Закрыв глаза, Вэнс попытался припомнить гнусавый мидлендский акцент Коллинза. Для него это была, пожалуй, самая трудная часть предстоящей подмены, поскольку он не отличался способностью к подражанию. Вэнсу всегда нравился собственный мягкий выговор, но сегодня ему предстояло на время от него отказаться, усвоив чужие интонации и произношение. Разумеется, он постарается разговаривать как можно меньше, но, если его о чем-то спросят, он должен ответить как подлинный уроженец Мидлендса – чтобы не оказаться в положении героя Гордона Джексона в «Большом побеге», который выдал себя, машинально ответив на заданный по-английски вопрос, хотя предполагалось, что он этого языка не знает. Вэнс, впрочем, был уверен, что не совершит подобного промаха. Он знал, что не может расслабиться ни на секунду до тех пор, пока не окажется на свободе.
Ему потребовались годы, чтобы все спланировать и подготовить. Особенно трудно было добиться перевода в коррекционно-психотерапевтическое отделение тюрьмы. Немногим легче оказалось подыскать человека примерно такого же роста и телосложения, который к тому же остро нуждался в том, что мог дать ему Вэнс. Джейсон Коллинз – этот жутковатый поджигатель – привлек его внимание в первый же день, когда Вэнс только появился на групповых терапевтических занятиях. Коллинза обвиняли в том, что он сжигал ларьки и магазины по заказу конкурентов или рэкетиров, но Вэнсу не нужно было быть психологом, чтобы понять: подлинные мотивы этого человека – куда более глубокие и мрачные. На это указывало уже одно то, что Коллинз оказался на групповых занятиях.
Подружившись с Коллинзом, Вэнс довольно скоро выяснил, что тот очень скучает по семье. Это была та самая почва, которую лучше всего засевать семенами надежды, и он принялся за работу. Оставшись без кормильца, жена и трое детей Коллинза с трудом сводили концы с концами, а Вэнс, у которого были деньги, мог очень облегчить их жизнь.

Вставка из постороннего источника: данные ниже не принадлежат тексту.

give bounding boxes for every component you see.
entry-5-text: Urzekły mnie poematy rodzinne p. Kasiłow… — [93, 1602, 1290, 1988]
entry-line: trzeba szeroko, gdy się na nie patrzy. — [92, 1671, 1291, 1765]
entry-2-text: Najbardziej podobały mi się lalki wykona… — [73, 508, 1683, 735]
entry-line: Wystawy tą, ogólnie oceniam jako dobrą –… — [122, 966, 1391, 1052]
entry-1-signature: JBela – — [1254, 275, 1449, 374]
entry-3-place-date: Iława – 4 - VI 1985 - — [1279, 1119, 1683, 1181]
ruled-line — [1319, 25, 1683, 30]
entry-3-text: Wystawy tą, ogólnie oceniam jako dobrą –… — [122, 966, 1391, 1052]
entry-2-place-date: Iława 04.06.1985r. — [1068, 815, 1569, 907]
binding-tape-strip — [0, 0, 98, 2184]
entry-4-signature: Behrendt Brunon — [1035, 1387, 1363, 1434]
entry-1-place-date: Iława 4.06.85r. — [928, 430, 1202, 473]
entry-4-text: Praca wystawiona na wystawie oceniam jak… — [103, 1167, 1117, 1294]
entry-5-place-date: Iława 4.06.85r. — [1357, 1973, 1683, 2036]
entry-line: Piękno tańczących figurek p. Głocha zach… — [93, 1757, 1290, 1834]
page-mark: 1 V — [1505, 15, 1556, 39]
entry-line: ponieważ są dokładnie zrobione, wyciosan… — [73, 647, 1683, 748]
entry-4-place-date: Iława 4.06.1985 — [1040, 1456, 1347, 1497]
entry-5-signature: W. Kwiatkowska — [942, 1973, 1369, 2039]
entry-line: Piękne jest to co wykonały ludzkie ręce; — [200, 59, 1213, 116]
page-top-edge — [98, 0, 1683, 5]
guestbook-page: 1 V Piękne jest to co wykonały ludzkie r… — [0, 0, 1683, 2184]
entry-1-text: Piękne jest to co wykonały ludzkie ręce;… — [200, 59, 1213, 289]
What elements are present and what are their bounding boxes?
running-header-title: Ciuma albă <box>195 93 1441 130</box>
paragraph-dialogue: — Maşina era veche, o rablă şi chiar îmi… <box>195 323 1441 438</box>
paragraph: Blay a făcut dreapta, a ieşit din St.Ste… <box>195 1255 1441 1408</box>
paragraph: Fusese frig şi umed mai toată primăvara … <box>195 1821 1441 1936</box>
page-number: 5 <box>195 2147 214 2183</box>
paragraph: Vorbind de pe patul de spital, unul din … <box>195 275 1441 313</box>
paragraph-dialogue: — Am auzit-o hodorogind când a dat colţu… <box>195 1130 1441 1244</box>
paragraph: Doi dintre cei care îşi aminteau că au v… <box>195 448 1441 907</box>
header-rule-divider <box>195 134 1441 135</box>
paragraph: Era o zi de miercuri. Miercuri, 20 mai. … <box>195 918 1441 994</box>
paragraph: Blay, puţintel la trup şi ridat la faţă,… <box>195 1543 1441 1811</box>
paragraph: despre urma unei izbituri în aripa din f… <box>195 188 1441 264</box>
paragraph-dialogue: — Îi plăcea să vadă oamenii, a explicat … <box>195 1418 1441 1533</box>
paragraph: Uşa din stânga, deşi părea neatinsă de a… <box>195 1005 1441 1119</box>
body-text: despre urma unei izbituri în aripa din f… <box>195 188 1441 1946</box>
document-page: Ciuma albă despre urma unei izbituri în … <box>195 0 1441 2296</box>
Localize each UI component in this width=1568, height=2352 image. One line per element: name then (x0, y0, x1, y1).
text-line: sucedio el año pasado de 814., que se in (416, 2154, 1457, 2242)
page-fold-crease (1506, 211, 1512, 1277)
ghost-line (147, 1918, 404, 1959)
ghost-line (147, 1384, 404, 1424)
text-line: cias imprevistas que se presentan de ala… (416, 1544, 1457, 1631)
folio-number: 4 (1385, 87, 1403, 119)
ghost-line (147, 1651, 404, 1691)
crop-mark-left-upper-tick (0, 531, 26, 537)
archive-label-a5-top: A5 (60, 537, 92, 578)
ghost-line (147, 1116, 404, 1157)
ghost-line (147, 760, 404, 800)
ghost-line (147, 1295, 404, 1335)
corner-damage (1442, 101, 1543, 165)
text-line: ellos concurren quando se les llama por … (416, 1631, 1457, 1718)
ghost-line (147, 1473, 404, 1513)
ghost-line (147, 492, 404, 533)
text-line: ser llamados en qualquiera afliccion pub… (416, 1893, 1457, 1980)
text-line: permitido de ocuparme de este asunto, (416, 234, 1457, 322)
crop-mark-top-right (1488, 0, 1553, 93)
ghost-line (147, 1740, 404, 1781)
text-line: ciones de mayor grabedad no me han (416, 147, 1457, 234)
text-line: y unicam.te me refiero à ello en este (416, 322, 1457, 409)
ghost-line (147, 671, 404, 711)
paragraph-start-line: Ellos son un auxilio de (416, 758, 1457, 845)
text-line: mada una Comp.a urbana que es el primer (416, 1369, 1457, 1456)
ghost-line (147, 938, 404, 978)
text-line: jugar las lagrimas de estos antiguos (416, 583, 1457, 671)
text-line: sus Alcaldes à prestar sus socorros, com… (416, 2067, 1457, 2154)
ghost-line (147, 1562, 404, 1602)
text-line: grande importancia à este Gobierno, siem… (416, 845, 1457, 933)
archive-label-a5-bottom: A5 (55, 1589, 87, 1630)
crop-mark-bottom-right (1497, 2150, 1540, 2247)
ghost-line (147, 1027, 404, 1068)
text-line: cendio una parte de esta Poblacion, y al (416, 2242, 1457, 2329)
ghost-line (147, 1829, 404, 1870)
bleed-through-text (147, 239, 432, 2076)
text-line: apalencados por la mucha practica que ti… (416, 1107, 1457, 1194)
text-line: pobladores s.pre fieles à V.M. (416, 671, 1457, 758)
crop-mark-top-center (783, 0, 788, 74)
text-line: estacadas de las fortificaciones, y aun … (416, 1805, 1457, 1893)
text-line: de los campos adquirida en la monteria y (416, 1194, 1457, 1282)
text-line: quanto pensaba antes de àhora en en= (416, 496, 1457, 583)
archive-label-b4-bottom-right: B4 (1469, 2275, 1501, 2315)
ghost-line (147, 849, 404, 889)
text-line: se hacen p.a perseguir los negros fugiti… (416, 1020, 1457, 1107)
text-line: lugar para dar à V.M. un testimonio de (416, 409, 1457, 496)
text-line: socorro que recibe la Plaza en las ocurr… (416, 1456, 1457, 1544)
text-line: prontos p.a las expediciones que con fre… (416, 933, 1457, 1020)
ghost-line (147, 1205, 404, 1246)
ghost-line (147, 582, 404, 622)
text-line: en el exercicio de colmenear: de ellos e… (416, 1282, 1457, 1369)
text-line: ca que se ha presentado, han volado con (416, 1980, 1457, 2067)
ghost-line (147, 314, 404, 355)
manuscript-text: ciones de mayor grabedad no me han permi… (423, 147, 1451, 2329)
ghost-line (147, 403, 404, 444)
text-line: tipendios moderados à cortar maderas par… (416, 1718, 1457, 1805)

И все же довольно долгое время дело не двигалось с места. Камнем преткновения оказался тот факт, что любая помощь, оказанная Вэнсу Коллинзом, автоматически увеличила бы его и без того немалый срок.
Положение изменилось самым решительным образом, когда у Коллинза обнаружили лейкемию. Болезнь оказалась очень серьезной – вероятность того, что он будет еще жив через пять лет после постановки страшного диагноза, составляла, по оценкам специалистов, не более сорока процентов. Это означало, в частности, что у Коллинза нет ни малейшей возможности хоть как-то обеспечить жену и детей. Даже если за примерное поведение ему существенно сократят срок, на свободе он проживет совсем недолго. «Тебя все равно отправят домой, если увидят, что жить тебе осталось считаные дни, – сказал ему как-то Вэнс. – Вспомни, что случилось с ливийцем, взорвавшим самолет над Локерби».
Когда он сам размышлял об этой ситуации, ему вспоминалась пословица: мол, один пирог два раза не съешь. Вот только в данном случае все было наоборот. Коллинз мог помочь ему бежать, но это ничего не изменило бы: гуманное британское законодательство все равно отпустило бы его домой перед смертью. Возможность побыть с семьей последние деньки будет у него в любом случае, но, если Коллинз сделает все, что от него потребует Вэнс, его жена и дети до конца своих дней не будут ни в чем нуждаться.
Примерно в таком ключе Вэнс и объяснял ситуацию Коллинзу, и все равно ему потребовалась вся его сила убеждения плюс неимоверное терпение, чтобы тот наконец поверил в подобную возможность. «В тюрьме вы все отвыкаете от добра», – как-то заметила Вэнсу тюремный психолог. Эти слова дали ему в руки мощный инструмент воздействия, с помощью которого он в конце концов все же сломил упрямство поджигателя. Через считаные дни старший сын Коллинза должен был стать учеником одной из лучших частных школ в Уорвикшире, а Джеко Вэнс – выбраться на свободу.
Сбритые волосы, предварительно завернутые в туалетную бумагу, а также порванную на клочки газету он спустил в унитаз, а пленки от переводных картинок скатал в шарики и запихнул в щель между столом и стеной. Убедившись, что никаких следов он не оставил, Джеко наконец позволил себе прилечь на узкую койку. В камере было прохладно, а он вспотел, поэтому довольно скоро ему стало холодно, и он натянул на себя одеяло.